A worldwide initiative to develop a vaccine for the virus that causes fever, rash, joint pain and other ailments has generated more than 30 candidates since outbreaks in 2015 and 2016 in Brazil.

The virus is found mostly in Africa, the Caribbean, parts of Asia, Central and South America and Mexico, as well as Fiji, Papua New Guinea, Samoa, Tonga and the Solomon Islands. There were no mosquito-borne Zika transmissions reported this year in the continental United States or Hawaii.

Honolulu-based Hawaii Biotech is partnering with UH in developing the vaccine that requires two immunizations given three weeks apart and is a “potentially safer alternative” to other candidates currently in clinical trials.
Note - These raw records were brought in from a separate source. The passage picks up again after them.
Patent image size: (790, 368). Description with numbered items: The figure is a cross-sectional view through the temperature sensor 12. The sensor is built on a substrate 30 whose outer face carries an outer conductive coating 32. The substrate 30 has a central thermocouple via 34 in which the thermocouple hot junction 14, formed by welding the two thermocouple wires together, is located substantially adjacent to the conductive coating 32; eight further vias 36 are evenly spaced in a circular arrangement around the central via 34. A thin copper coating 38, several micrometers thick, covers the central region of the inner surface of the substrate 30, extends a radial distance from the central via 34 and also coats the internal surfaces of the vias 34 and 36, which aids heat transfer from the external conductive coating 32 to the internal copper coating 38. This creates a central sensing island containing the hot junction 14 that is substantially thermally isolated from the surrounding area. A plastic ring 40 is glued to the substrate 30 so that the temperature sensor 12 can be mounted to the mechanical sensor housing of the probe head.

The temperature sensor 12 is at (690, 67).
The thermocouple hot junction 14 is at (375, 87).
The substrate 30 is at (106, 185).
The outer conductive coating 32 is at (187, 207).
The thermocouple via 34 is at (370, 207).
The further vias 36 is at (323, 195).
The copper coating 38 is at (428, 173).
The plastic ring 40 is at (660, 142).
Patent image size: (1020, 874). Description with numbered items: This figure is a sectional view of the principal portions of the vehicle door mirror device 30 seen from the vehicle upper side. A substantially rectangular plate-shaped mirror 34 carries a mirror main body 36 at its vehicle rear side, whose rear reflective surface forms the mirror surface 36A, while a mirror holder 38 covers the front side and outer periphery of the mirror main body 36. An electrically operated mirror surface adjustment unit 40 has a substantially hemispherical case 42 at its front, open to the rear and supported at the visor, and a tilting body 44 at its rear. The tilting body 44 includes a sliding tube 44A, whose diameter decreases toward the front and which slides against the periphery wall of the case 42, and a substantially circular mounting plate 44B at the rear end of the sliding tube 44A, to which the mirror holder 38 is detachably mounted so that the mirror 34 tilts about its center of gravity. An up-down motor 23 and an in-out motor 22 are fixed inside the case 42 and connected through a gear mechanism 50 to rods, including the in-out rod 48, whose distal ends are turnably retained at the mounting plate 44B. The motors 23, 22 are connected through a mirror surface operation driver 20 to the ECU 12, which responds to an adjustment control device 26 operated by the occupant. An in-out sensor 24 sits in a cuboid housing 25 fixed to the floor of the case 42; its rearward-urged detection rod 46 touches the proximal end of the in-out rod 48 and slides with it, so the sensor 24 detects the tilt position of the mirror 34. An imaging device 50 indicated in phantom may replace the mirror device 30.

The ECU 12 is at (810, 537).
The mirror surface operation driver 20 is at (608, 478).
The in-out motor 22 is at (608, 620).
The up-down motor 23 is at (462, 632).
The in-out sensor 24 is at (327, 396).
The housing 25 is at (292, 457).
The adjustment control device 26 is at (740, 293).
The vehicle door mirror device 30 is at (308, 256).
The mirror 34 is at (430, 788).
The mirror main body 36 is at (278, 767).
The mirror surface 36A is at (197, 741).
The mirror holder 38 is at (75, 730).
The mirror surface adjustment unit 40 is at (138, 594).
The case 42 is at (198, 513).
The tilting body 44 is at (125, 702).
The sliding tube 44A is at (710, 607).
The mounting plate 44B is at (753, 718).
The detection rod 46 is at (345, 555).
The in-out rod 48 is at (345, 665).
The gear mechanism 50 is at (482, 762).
“The intense search for a Zika remedy since early 2016 has required us to be agile, and we believe our vaccine candidate research demonstrates that such quick-turnaround results can be achieved in academic and scientific partnerships here in Hawaii,” said Dr. Axel Lehrer, assistant professor of tropical medicine and infectious disease at the medical school, in a news release.

The proposed vaccine by local scientists was published in the journals Frontiers in Immunology and mSphere, an open access journal of the American Society for Microbiology.